Sundowning syndrome is a pattern of increased confusion, agitation, and behavioral disturbance that typically occurs in the late afternoon and evening in people with dementia and related neurological conditions. For my husband, Norman, whose health has declined over seven years with dementia, Parkinson’s disease, and the use of a wheelchair, sundowning has become one of the most difficult and unpredictable complications to manage. His mobility is restricted to his bed and wheelchair, and he is unable to walk or stand on his own. What is especially hurtful is how his personality seems to shift calmly and affectionate in the morning, then suddenly defensive, argumentative, and agitated after about 4 PM. This has profound emotional and practical consequences for both of us.
Physiologically, sundowning may be linked to fatigue, disruptions in circadian rhythms, reduced sensory input as daylight fades, and brain changes associated with dementia and Parkinson’s. Medication timing, pain, hunger, dehydration, and environmental factors like noise or overstimulation can all make symptoms worse. For Norman, late-afternoon visits or changes in routine seem to trigger a different response: he becomes irritable for no apparent reason, misinterprets benign questions as confrontations, and sometimes adopts an entirely different tone and manner than he had earlier that same day.
These episodes complicate caregiving in several ways. Communication becomes strained; straightforward conversations can escalate because his processing is slower and his ability to regulate emotion is impaired. When confronted, he might shift from recognition and warmth to distrust and argumentativeness, making it impossible to reason or reassure him. Simple attempts to redirect or correct can be perceived as criticism, prompting defensive or even hostile reactions. That alters the dynamics of our interactions — I find myself defaulting to short, calming phrases like “I’m sorry you feel that way” and “I love you,” then stepping away to protect both of our emotional safety.

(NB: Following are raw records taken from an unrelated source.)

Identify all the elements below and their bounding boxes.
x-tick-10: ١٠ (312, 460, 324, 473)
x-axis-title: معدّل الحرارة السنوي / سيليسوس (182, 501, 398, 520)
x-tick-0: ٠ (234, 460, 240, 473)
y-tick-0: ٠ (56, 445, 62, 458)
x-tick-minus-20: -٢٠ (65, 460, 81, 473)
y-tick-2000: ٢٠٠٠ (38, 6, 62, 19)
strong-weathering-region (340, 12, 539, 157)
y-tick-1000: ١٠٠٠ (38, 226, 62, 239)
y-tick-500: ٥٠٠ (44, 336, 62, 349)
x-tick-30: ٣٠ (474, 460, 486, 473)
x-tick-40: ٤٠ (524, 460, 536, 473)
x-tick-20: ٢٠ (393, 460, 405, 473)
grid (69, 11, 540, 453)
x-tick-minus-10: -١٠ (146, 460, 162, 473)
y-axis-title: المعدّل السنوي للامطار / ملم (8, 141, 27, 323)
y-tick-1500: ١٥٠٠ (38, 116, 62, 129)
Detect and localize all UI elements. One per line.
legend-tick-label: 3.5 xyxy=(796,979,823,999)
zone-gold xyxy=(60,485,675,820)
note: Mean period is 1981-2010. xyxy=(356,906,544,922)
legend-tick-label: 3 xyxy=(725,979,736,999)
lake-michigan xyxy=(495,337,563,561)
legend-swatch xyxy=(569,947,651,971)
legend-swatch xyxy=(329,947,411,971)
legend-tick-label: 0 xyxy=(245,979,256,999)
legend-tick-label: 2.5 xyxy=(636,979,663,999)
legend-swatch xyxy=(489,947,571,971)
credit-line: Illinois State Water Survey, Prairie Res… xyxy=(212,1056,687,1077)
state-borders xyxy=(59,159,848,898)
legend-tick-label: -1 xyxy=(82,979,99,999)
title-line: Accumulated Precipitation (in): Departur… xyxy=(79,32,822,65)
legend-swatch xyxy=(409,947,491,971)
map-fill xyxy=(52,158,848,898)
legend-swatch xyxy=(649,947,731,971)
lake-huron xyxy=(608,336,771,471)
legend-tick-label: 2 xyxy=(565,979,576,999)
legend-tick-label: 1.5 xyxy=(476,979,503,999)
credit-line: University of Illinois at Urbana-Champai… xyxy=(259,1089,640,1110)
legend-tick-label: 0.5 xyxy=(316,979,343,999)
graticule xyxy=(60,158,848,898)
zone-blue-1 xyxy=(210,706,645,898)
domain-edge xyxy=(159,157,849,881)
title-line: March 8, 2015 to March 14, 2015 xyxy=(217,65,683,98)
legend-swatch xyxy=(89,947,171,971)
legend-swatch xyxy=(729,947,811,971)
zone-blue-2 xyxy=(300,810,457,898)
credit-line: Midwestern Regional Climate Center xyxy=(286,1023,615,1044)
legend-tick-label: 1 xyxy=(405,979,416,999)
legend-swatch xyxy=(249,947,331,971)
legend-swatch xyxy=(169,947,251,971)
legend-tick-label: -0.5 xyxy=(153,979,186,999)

Safety and logistics are also affected. Agitation raises fall risk, complicated transfers in and out of his wheelchair, and can interrupt necessary care like medication administration or personal hygiene. Nighttime agitation disrupts our sleep patterns, leading to cumulative exhaustion that worsens sundowning and reduces my capacity to cope. Social activities must be scheduled carefully: my recent visit to California illustrates that clearly. Mornings were joyful; my two visits with our granddaughter, Lola, were full of warmth and recognition, but a late afternoon visit after 4 PM brought a stark reversal. The Norman I said goodbye to that evening was unrecognizable from the man who had smiled earlier, and that split undermines the emotional resilience needed for caregiving.
Emotionally, sundowning causes grief, frustration, and isolation for caregivers. Feeling blamed for someone else’s mood swings is common, and the unpredictability of episodes erodes opportunities for meaningful connection. It can also create family tension when others aren’t present, when they witness late-day shifts, and when they misinterpret the situation. For the person with dementia, sundowning can increase confusion, fear, and distress, worsening overall quality of life.
Managing these complications requires a multilayered approach: maintaining consistent routines; optimizing lighting and minimizing noise in the late afternoon; adjusting medication schedules in consultation with clinicians; ensuring adequate hydration and nutrition; and scheduling important visits earlier in the day. Most importantly, caregivers need self-compassion and respite. Using simple, reassuring phrases, stepping away when necessary, and seeking support from health professionals and support groups can help preserve dignity and safety for both the person with sundowning and the caregiver.